Deux précurseurs : Charles Booth et Georg Simmel

Deux approches de la ville demeurent dans les textes de l’école de Chicago écrits entre 1914 et 1939. Une première conception renvoie aux techniques de l’enquête sociale en milieu urbain, pratiquée par Charles Booth à la fin du XIXème siècle en Angleterre. Il pense que l’environnement urbain est responsable des maux sociaux. Cette première approche « étudie la ville comme une configuration spatiale en mutation, révélatrice des rapports entre les groupes sociaux. L’autre approche, développée vers 1900 par le sociologue allemand Georg Simmel, envisage la ville comme la condition du citadin, impliquant une mobilisation de ses attitudes. ».48 I.6. L’approche écologique : L’impact de la densité sur les comportements antisociaux

Le mot « écologie » vient du grec oïkos, il désigne la science qui étudie des milieux où vivent les hommes ainsi que les rapports de ces êtres avec le milieu. C’est un modèle d’analyse et d’intervention qui s’intéresse à l’interaction entre l’individu et son environnement social immédiat et élargi. Aussi, l’approche écologique se fonde sur une conception globale de l'habitat considéré comme un organisme vivant situé dans son environnement et réagissant avec lui.
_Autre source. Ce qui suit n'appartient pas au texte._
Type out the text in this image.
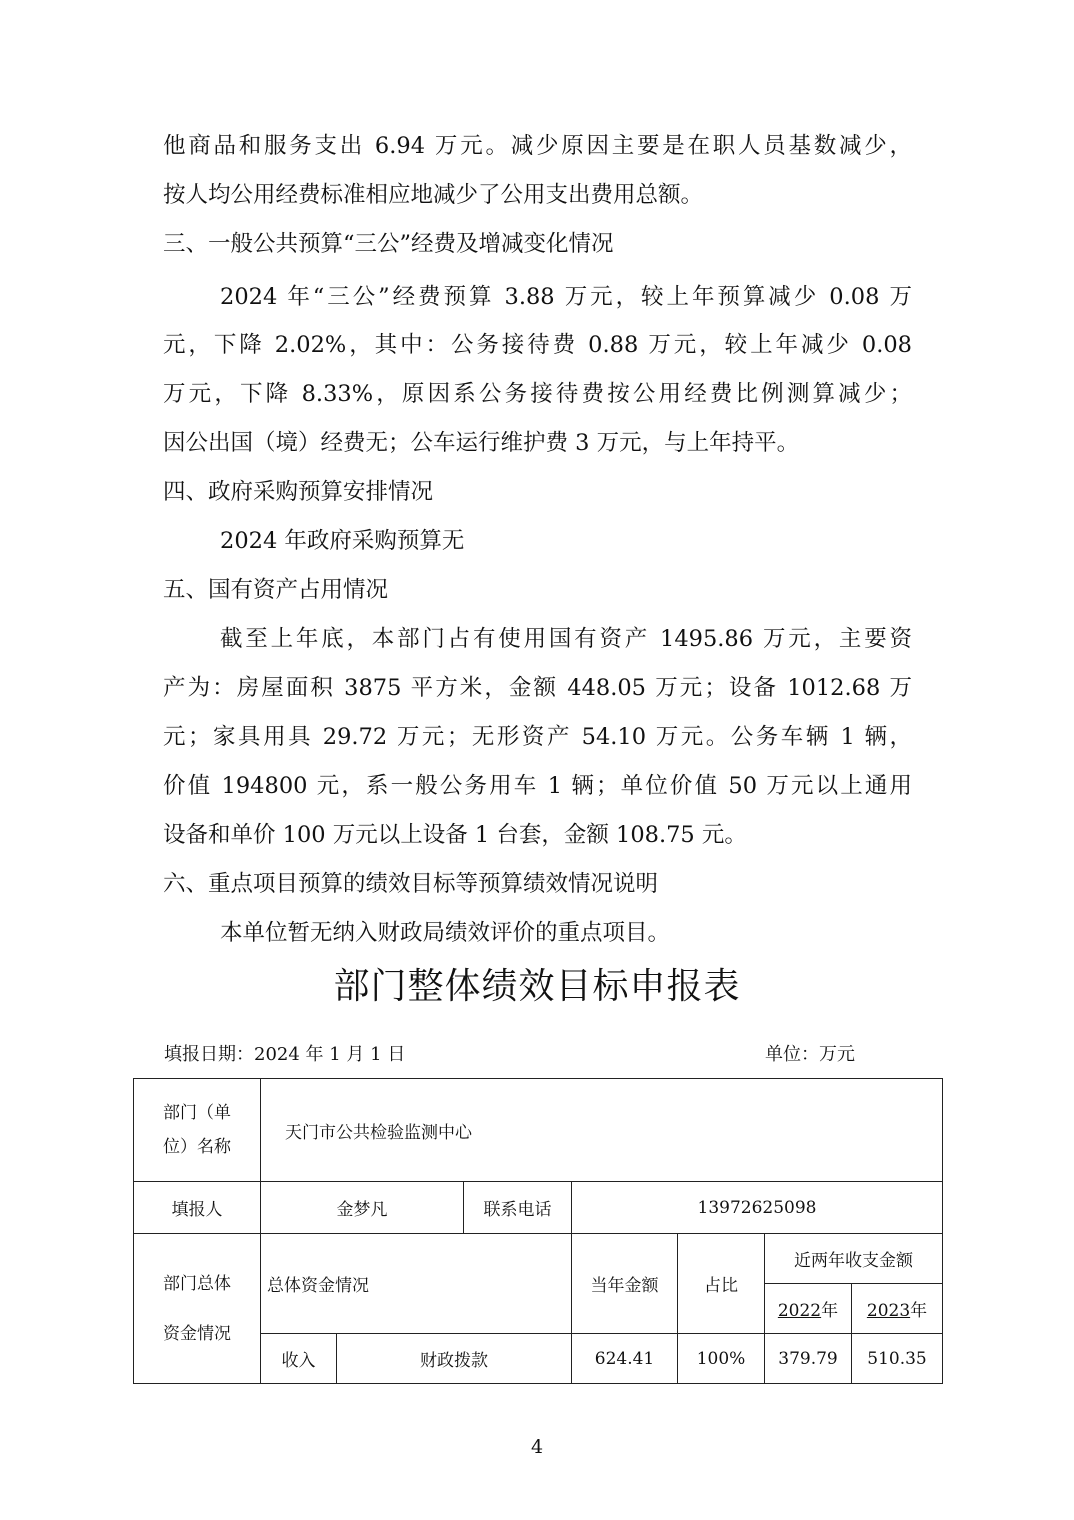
他商品和服务支出 6.94 万元。减少原因主要是在职人员基数减少，
按人均公用经费标准相应地减少了公用支出费用总额。
三、一般公共预算“三公”经费及增减变化情况
2024 年“三公”经费预算 3.88 万元，较上年预算减少 0.08 万
元，下降 2.02%，其中：公务接待费 0.88 万元，较上年减少 0.08
万元，下降 8.33%，原因系公务接待费按公用经费比例测算减少；
因公出国（境）经费无；公车运行维护费 3 万元，与上年持平。
四、政府采购预算安排情况
2024 年政府采购预算无
五、国有资产占用情况
截至上年底，本部门占有使用国有资产 1495.86 万元，主要资
产为：房屋面积 3875 平方米，金额 448.05 万元；设备 1012.68 万
元；家具用具 29.72 万元；无形资产 54.10 万元。公务车辆 1 辆，
价值 194800 元，系一般公务用车 1 辆；单位价值 50 万元以上通用
设备和单价 100 万元以上设备 1 台套，金额 108.75 元。
六、重点项目预算的绩效目标等预算绩效情况说明
本单位暂无纳入财政局绩效评价的重点项目。
部门整体绩效目标申报表
填报日期：2024 年 1 月 1 日	单位：万元
部门（单
位）名称	天门市公共检验监测中心						
填报人	金梦凡		联系电话	13972625098			
部门总体
资金情况	总体资金情况			当年金额	占比	近两年收支金额	
						2022年	2023年
	收入	财政拨款		624.41	100%	379.79	510.35
4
L’écologie urbaine inventée par l’Ecole de Chicago en sociologie a construit une conception de la ville comme habitat de groupes sociaux, différenciés par leur niveau économique, leurs compositions familiales, leurs origines ethniques, leurs logements et leur voisinage, en étudiant comment ils se redistribuent dans l’espace de la ville. C’est à Roderick Mc Kenzie que l’on doit « l’approche écologique ». Les écologistes ont été les premiers à montrer l’association entre les comportements asociaux et les mauvaises qualités d’habitabilité et spécialement la densité de population au niveau des quartiers.

47 GRAFMEYER J. : « L’Ecole de Chicago naissance de l’écologie urbaine », Op. Cit. p. 123.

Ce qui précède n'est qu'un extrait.